In a world where markets, science and conversations are all in English, France labors to understand them and, worse, fails to be heard. Why so much resistance to English? And what future lies in store for French?
The talk looks at the question from four standpoints:
1) Current Situation
For most of its speakers, French is just too difficult: its verbs are insane, its grammar byzantine, and spelling mistakes have become a national epidemic: name-and-shame sites such as bescherelletamere.fr have more visits and credibility than the Académie française.
France was born of the Roman Empire and long considered itself its natural successor. With the Renaissance and beginnings of absolute monarchy, France became aware of the need for a language, far removed from the everyday vernacular of ordinary folk, on par with its pretentions to European glory. Over the next few centuries, French embroidered itself into a delicate monstrosity of refined elegance, imposing itself as language of the Courts of Europe. With the Revolution, it tried to divorce itself from its aristocratic past and, as shape-shifter as the politicians of the day, proclaim itself universal language of the people. Since then, left-wing in speech but right-wing in action, correct French is the PC avowal of appurtenance to a social class camouflaged as one “cultured” as a means of differentiating oneself from the masses.
3) Social Facts
Today, French is a glass ceiling to social mobility. The national obsession of criticizing form over content is a genuine barrier to French expression. Due to the complexity of the language, French-speakers in Belgium and Canada score well below their Flemish- and English-speaking peers. In Africa, the situation of French-speaking countries is a disaster. And far from its rallying cry of protection against the big, bad wolf of America and Hollywood, the goal of “francophony” is to replace English imperialism by its own.

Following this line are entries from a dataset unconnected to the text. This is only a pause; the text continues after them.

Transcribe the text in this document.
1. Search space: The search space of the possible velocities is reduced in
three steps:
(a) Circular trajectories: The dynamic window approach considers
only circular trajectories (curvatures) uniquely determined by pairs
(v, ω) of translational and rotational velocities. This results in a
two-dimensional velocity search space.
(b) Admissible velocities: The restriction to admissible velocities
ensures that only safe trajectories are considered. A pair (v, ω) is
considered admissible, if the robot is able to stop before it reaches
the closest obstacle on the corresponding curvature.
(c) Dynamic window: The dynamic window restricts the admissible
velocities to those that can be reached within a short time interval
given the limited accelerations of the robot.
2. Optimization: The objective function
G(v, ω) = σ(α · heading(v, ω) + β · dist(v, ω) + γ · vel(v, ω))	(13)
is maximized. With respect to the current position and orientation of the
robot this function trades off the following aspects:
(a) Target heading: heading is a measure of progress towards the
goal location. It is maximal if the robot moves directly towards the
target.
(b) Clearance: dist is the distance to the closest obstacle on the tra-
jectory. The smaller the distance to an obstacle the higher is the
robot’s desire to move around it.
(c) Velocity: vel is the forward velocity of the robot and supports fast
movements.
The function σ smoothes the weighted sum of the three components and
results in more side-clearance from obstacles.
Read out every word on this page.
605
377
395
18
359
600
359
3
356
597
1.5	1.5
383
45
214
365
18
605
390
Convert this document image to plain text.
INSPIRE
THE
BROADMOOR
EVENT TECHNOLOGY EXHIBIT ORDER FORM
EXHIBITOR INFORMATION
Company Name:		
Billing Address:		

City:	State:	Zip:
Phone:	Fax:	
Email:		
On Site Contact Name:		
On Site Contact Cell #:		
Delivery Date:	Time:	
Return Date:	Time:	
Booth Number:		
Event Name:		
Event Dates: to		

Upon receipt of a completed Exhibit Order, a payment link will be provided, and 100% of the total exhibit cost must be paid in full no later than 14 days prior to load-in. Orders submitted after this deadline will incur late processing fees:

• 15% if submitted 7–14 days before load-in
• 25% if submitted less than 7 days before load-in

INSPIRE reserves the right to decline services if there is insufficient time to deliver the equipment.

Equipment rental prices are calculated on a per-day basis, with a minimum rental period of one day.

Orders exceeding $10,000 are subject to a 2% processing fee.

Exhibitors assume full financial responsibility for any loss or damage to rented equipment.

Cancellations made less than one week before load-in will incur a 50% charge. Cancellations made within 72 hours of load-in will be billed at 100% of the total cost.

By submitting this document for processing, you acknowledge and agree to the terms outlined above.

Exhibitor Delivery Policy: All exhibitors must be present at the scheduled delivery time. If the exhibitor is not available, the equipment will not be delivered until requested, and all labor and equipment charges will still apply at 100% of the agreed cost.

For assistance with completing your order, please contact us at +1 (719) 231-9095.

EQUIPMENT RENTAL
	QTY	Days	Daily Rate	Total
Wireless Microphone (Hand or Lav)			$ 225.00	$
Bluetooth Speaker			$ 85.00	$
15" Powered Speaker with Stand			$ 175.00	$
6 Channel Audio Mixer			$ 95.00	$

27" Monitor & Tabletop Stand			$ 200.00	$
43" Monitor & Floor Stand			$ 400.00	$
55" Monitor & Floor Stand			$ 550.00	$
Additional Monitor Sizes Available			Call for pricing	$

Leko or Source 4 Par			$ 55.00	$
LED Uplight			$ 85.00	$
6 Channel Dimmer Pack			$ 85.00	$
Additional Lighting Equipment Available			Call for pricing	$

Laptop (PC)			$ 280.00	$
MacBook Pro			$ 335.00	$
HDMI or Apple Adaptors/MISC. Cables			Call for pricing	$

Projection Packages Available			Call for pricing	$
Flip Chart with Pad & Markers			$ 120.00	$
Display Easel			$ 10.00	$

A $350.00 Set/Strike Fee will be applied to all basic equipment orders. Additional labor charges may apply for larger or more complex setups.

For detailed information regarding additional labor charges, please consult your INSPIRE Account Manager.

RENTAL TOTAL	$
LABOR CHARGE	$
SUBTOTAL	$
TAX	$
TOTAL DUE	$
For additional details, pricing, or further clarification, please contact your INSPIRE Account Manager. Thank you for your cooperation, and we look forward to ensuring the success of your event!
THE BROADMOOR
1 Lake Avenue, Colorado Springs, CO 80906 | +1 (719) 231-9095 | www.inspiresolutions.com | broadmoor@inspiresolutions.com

Brought up in a retrograde vision of France the glorious and convinced of the cultural and social superiority of its language, the average Frenchperson finds leaning English somewhat beneath them… But, like it nor not, English is already the language of business, science, technology, internet and all international communication of any importance. It is therefore a matter of urgency that France accept this and decide, once and for all, to learn English. It might hurt but, never fear, French is far from disappearing. The future holds more than one surprise!
Despite his stance towards the French language, the author is a definite francophile.